Hope everyone’s doing great. Thanks for all these fantastic stories and poems; I get the feeling this may be a supersized issue. Keep on keeping on, kids.
I’ve decided to bring back our interview series with the authors for each issue since I missed talking to the awesome folks that let me publish their work. I hope you all find them as interesting as I do.
Our first one for Issue 15 is with Alison Liu, whose “Freighthopping” won the fiction contest and was described by NewPages.com’s Katy Haas as evoking “both the airiness of dreams and the dreaminess of being with someone you love.”
Describe your work in 25 words or less.
This is a story that I hope will be meaningful in different ways to different people reading it.
Is this your first contest win? How did it feel when you found out?
In high school, I was one of the winners of Scholastic’s Art and Writing Awards, which was really cool. However, Bop Dead City’s contest was the first writing contest I’ve won that hasn’t limited entry by age. It was pretty big for me because it was sort of self-validation that I could maybe be competitive among all writers, and this felt great.
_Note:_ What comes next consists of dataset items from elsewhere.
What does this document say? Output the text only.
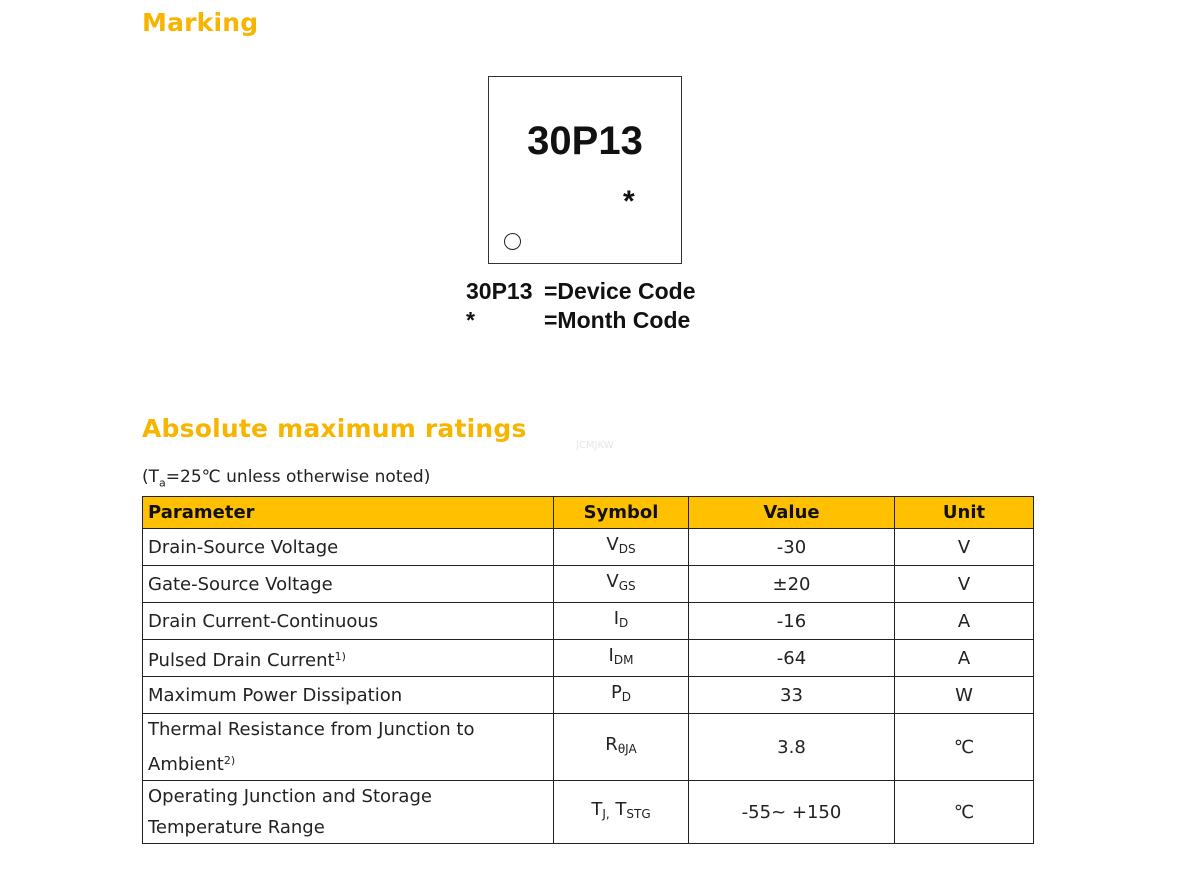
Marking
30P13
*
30P13 =Device Code
*	=Month Code
Absolute maximum ratings
JCMJKW
($T_a=25℃$ unless otherwise noted)
Parameter	Symbol	Value	Unit
Drain-Source Voltage	VDS	-30	V
Gate-Source Voltage	VGS	±20	V
Drain Current-Continuous	ID	-16	A
Pulsed Drain Current$^{1)}$	IDM	-64	A
Maximum Power Dissipation	PD	33	W
Thermal Resistance from Junction to Ambient$^{2)}$	RθJA	3.8	℃
Operating Junction and Storage Temperature Range	TJ, TSTG	-55~ +150	℃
What inspired you to write “Freighthopping”?
During the time that I wrote Freighthopping, a very close friend of mine who lives very far away was going through a really hard time and I wanted so desperately to be there with him; it was also around the time that I had started volunteering at a suicide hotline. Although I do not think I am the narrator, the story is inspired by that feeling of helplessness when trying to be there for someone who you can’t connect with, either emotionally or physically — it’s about that desperation of grasping at anything to say so the person on the other end won’t hang up, and maybe a little about the way in which this feeling numbs you.
What influences you as an author?
In the summer when I was little, my neighbor and I used to sit by the creek behind our houses writing this really long, badly-outlined story about a circus. This was right after we’d read all of Ray Bradbury’s short stories and were enamored with this idea of being far away in time or space or reality, and I guess the circus was as far away from school as we could imagine. I just remember this afternoon when we had torn out pages from the story, and folded them into paper boats to send down the creek. So I’m not sure if this quite answers your question, but the thing that influences me as an author is how a combination of sounds or scribbles originating in someone else’s mind can make me feel like I am in a different place, like Mars or the future, and how it can make me want to move other people in this way too.
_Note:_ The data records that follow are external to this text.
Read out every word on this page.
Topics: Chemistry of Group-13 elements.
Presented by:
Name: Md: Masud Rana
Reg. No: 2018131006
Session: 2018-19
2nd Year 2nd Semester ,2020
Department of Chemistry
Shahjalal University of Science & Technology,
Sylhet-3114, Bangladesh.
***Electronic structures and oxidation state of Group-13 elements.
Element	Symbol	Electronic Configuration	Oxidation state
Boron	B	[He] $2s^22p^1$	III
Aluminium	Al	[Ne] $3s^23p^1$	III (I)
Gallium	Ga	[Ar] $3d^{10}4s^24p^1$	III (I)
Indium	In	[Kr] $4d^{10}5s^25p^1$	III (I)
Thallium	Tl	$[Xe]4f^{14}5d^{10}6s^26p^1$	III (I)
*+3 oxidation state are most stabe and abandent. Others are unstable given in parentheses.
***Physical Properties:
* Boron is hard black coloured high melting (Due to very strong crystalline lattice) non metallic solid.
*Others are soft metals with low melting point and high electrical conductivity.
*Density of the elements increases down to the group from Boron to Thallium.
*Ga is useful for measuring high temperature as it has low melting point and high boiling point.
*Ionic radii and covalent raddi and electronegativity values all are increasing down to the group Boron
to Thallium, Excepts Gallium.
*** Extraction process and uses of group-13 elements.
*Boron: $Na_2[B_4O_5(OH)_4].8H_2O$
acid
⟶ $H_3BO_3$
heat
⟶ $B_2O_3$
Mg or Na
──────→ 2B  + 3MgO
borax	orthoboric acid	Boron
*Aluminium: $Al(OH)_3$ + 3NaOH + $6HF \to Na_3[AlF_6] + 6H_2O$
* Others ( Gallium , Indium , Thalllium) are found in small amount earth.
What drew you to neuroscience as a minor?
I’m majoring in English because it is the study of how we communicate with each other, but I’m minoring in neuroscience because it is the study of how we communicate with ourselves. Our neurons, with this really intricate and elegant electrical/chemical language, can tell each other when we’re in pain, or how to interpret an image in front of us, and sometimes can even bypass our conscious thinking (for example, tapping right below your knee can cause a jerk of your leg — that reflex is the action of your neurons protecting the muscle from tear). I love that neuroscience is a subject that explains me to myself, and reminds me that — chemically — we’re all so very similar.
Where can we read you next?
Recently, the Adroit Journal has published my short story “From the Glovebox” on their 2016 Adroit Prizes Editors’ List. In the past, Gone Lawn has published one of my short stories and Scholastic’s The Best Teen Writing of 2013 has one of my poems in it.
Anything else you’d like to add?
Thank you for giving my story such an awesome home, and I’m super honored to be included in an issue with so many amazing writers!